La première chose qui frappe en arrivant à la trappe de Notre Dame des Neiges, c'est l'absence de portail  à l’entrée et la beauté du site. Ici, pas de mur d'enceinte, pas de clôture, mais un domaine de près de 600 hectares librement accessible à tous, signe d'ouverture au monde extérieur.
 

Quinze religieux de la communauté cistercienne et cinq civils y vivent à l'année, dans la solitude des grands espaces de la montagne ardéchoise, aux portes de la Lozère entre Saint-Laurent-les-Bains et La Bastide-Puylaurent. Le monastère fut créé en 1850 par sept religieux partis à pied de la maison-mère d'Aiguebelle (26), et tirée par un cheval, une charrette transportait leur maigre mobilier. Sur place ils trouvent refuge dans la vieille grange de La Felgère au toit de genêt, acquise par leur ordre, et qu'ils baptisent "Notre Dame des Neiges". Malgré la dureté du climat, la burle en hiver et l'isolement de la montagne ardéchoise, les moines défrichent les terres pour y planter des sapins, cultiver le seigle, les pommes de terre et cueillir l'arnica. Fidèles à la règle de Saint Benoit, travaillant de leurs mains, nourris d’un seul repas par jour, assistés par la population locale, ils construisent d’abord une chapelle, puis plus tard, les autres bâtiments dont l'abbaye, la salle du chapitre et l'hôtellerie. La congrégation s’accroit considérablement avec près de 90 nouveaux frères venus d'horizons divers. Expulsés en 1879 par le pouvoir républicain, les moines trouvent un temps refuge dans un monastère, en Syrie. Ils reviennent en Ardèche afin de poursuivre les travaux de l'abbaye qui sera détruite par un incendie en 1912 mais reconstruite aussitôt. Après la première guerre mondiale où 7 d'entre eux sont tués sur le front, (alors que leur monastère est occupé par les Allemands et utilisé comme hôpital militaire), les moines reprennent l'activité économique du domaine devenu célèbre pour l'élevage du vin ramené des plaines du Gard, afin d'être bonifié en altitude. En effet, il est reconnu qu'un vin vieilli en altitude, gagne en qualité.

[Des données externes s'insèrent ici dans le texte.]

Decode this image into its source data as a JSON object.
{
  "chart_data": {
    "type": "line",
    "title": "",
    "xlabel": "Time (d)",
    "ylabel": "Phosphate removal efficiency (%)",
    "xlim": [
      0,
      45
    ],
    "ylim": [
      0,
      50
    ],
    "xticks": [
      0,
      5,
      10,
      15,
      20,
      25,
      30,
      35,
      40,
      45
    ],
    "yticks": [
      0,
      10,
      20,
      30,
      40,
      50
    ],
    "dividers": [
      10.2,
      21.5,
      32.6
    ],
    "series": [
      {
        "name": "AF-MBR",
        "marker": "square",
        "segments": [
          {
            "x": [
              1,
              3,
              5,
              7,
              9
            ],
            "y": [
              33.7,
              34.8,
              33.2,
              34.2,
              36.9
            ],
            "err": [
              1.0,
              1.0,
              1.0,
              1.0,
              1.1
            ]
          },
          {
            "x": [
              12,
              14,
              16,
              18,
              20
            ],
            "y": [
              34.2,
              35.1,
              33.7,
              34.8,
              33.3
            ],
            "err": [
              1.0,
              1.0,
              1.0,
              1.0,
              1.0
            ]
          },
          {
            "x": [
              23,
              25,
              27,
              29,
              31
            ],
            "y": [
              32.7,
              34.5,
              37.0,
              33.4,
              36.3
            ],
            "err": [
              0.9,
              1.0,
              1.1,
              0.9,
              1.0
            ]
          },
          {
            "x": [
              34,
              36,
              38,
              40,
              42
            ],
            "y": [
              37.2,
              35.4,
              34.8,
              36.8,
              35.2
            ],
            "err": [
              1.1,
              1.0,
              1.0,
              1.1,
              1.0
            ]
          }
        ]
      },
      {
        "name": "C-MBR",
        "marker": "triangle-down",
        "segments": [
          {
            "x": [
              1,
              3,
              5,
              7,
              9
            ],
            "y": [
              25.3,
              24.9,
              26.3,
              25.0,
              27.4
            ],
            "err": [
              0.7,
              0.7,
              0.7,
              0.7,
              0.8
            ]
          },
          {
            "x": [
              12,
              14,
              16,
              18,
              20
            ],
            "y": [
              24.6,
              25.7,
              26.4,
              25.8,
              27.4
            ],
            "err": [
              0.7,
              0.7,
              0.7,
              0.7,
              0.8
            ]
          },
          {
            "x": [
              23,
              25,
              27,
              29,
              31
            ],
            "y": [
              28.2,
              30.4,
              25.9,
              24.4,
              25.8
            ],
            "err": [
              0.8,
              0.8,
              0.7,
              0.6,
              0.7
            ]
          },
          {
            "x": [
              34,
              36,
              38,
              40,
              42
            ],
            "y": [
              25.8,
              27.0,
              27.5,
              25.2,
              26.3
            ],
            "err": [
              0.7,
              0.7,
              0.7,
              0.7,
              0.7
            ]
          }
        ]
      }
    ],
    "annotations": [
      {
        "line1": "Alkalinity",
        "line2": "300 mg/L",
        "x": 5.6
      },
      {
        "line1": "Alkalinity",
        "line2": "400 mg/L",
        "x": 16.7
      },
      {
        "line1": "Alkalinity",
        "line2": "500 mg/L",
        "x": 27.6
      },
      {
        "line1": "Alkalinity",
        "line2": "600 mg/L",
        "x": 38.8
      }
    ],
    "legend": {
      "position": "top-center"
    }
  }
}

Aujourd'hui, les bâtiments épars nous permettent de déambuler librement d'un espace à l'autre, sans perturber le travail et le recueillement des frères. Seule l'abbaye ne se visite pas. L'église, toujours ouverte, est fréquentée de jour mais également de nuit par les moines qui y prient et célèbrent l'eucharistie. Sept offices se déroulent chaque jour, dont le premier à 4h30 (les Vigiles ou Matines) le dernier à 20h30 (les complies). L'église accueille également les pèlerins de passage, venant s'y recueillir librement. L'édifice réaménagé en 1965, plusieurs fois restauré a été remis en peinture en 2013. Cet espace très lumineux résonne quotidiennement du chant des prières des moines. Au sein de l'abbaye, l'ancienne salle du chapitre a été conservée, mais elle est complétée aujourd'hui par une salle capitulaire, c’est-à-dire de réunion, plus confortable. Elle jouxte celle de lecture où chacun dispose d'un pupitre de travail. L'accès aux cellules se fait par le cloitre réhabilité, lieu de rencontre et d'échange entre les frères. La bibliothèque, tenue par frère Jacques contient environ 48000 ouvrages. Elle est fréquentée uniquement par les moines, parfois par des savants ou des chercheurs sur autorisation spéciale du père abbé.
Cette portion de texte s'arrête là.